We report on light emission on organic thin film transistors of tetracene and polyfluorene (Poly(9,9-di(ethylhexyl)fluorene) (PF2/6)). The utilized transistor structure is a bottom gate configuration with interdigitated source and drain electrodes on a Si/SiO2 substrate with a channel length of 5 μm. Light emission occurs above a source drain voltage of 30V even if the gate voltage is higher than the drain voltage. The light output can be controlled by the gate voltage. The light emission occurs close to the drain electrode as observed by light microscope images of operating transistors. In order to understand the functional principle of a light emitting transistor a resistor capacitor equivalent circuit model has been utilized to describe charge carrier transport, carrier distribution and the electrical potential distribution in such a device. The model extends the common thin film transistor theory for unipolar charge transport to ambipolar charge transport. Analytical expressions for output and transfer characteristics as well as for the potential and charge carrier distributions are obtained. Further, the effect of contact resistors on the output and transfer characteristics are simulated. The model is used to explain the underlying mechanisms of the present devices. Imperfections on the contact electrodes, most probably due to under-etching of the electrodes are seen as the main reason for the electron injection.

New concepts for light-emitting transistors

In this study we report on new concepts to generate light emission in organic thin film transistors. The initial physical understanding of light emission from tetracene based field-effect transistors was proposed to be originated from a strong underetching of the drain and source electrodes. This underetched electrodes in combination with the evaporated tetracene is thereby believed to generate a virtual OLED at the drain electrode. Accumulated holes have to leave the gate oxide interface to reach the drain electrode by crossing the bulk of the organic semiconductor. Light then occurs by injection of electrons in a large electric field in the bulk.

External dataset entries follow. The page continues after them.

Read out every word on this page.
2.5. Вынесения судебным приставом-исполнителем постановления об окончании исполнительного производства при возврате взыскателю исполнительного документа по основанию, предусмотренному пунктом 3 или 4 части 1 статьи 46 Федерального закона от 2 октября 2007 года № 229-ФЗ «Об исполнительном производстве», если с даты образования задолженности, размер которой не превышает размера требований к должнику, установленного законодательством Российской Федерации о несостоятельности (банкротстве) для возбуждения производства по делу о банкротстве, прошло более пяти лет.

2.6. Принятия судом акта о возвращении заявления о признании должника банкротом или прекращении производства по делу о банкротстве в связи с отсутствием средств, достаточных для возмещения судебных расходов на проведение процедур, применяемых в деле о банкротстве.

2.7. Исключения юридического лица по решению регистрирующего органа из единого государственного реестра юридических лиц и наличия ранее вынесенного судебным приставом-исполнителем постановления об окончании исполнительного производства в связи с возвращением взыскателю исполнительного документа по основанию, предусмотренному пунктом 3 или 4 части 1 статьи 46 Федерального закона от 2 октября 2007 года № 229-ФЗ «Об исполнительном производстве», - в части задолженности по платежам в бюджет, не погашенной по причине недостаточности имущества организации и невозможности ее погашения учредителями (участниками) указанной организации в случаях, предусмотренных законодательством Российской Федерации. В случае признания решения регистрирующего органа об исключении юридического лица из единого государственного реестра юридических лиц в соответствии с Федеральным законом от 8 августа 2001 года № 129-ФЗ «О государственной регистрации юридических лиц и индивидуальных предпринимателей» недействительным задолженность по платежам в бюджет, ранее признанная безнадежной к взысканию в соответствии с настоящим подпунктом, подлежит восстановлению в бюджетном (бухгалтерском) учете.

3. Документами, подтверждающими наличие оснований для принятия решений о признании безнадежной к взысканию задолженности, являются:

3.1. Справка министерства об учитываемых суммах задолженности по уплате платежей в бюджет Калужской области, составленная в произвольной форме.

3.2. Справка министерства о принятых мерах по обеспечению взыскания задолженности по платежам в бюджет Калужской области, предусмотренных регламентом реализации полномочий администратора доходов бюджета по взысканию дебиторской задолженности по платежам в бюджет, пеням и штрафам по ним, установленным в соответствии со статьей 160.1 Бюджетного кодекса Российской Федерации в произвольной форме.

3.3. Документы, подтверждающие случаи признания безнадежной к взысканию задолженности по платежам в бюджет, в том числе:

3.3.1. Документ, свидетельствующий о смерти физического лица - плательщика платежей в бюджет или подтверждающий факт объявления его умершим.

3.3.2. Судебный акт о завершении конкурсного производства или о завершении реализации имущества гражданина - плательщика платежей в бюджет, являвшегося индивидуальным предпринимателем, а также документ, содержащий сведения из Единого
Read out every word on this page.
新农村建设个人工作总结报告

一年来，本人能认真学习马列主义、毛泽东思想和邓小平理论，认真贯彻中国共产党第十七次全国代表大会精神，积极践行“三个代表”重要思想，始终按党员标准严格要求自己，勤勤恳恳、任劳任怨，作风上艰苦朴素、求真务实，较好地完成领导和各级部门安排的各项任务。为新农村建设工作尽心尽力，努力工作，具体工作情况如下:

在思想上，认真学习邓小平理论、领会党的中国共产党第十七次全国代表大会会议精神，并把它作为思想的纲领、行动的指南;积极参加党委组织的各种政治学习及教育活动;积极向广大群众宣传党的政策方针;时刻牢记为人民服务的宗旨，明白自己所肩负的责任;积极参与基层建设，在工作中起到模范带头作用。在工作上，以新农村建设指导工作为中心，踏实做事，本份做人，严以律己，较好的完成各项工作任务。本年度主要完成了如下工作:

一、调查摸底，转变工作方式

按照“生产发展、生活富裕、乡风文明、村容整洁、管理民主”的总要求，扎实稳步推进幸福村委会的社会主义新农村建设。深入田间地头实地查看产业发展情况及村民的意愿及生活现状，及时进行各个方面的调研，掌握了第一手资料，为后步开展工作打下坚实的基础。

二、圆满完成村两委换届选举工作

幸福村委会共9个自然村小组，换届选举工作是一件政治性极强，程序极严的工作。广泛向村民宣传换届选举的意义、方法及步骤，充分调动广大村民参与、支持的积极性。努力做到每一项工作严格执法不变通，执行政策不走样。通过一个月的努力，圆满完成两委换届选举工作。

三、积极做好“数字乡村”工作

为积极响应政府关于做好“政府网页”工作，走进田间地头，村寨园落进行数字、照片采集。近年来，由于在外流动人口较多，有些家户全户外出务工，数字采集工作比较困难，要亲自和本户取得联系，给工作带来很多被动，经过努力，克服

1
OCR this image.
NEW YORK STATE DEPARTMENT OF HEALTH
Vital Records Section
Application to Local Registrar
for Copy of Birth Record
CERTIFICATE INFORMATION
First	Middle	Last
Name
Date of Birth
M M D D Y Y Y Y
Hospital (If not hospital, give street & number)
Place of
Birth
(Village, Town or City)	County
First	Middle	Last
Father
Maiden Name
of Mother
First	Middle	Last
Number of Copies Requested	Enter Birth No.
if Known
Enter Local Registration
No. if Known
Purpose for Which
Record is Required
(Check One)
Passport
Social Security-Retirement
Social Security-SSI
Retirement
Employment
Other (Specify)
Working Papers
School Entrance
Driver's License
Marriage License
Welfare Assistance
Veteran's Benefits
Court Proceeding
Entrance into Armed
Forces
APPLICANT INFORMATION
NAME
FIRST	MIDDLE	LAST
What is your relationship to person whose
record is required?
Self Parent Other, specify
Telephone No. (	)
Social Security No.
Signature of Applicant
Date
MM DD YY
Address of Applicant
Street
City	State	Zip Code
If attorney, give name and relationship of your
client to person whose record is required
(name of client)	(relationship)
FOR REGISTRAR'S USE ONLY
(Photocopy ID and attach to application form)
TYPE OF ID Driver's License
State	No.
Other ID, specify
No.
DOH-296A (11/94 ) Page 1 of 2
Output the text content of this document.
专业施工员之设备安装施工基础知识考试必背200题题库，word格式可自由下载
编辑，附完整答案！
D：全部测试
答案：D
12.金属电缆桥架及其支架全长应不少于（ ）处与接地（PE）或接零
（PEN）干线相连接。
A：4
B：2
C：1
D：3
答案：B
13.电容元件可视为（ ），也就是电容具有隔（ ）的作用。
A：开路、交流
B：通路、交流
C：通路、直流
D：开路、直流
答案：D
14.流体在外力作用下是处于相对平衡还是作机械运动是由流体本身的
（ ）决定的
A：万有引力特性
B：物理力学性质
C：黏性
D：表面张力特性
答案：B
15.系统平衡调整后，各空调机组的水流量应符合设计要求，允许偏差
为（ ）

Todays transistors do not show the underetching anymore but are still emitting light only at the drain electrode, again supporting the initial interpretation of a defect state at the edge of the drain electrode. In this context the question how electrons can overcome a potential barrier of 2.7 eV is still open. Therefore an investigation of the gold tetracene interface by UPS and XPS techniques has been started and preliminary data indicate the unexpected result that the barrier for electrons is comparable to that for holes. In a further step the generation of an ambipolar transistor by interface doping with calcium was tried and an n-type pentacene transistor could be fabricated but the strategy failed for tetracene. Finally an electrochemical interface doping was performed by the application of Lithium triflate in PEO to a thin interface layer between gate oxide and tetracene. This leads to light emission but unfortunately also to the loss of the gate voltage influence. Based on these results a possible strategy will be presented.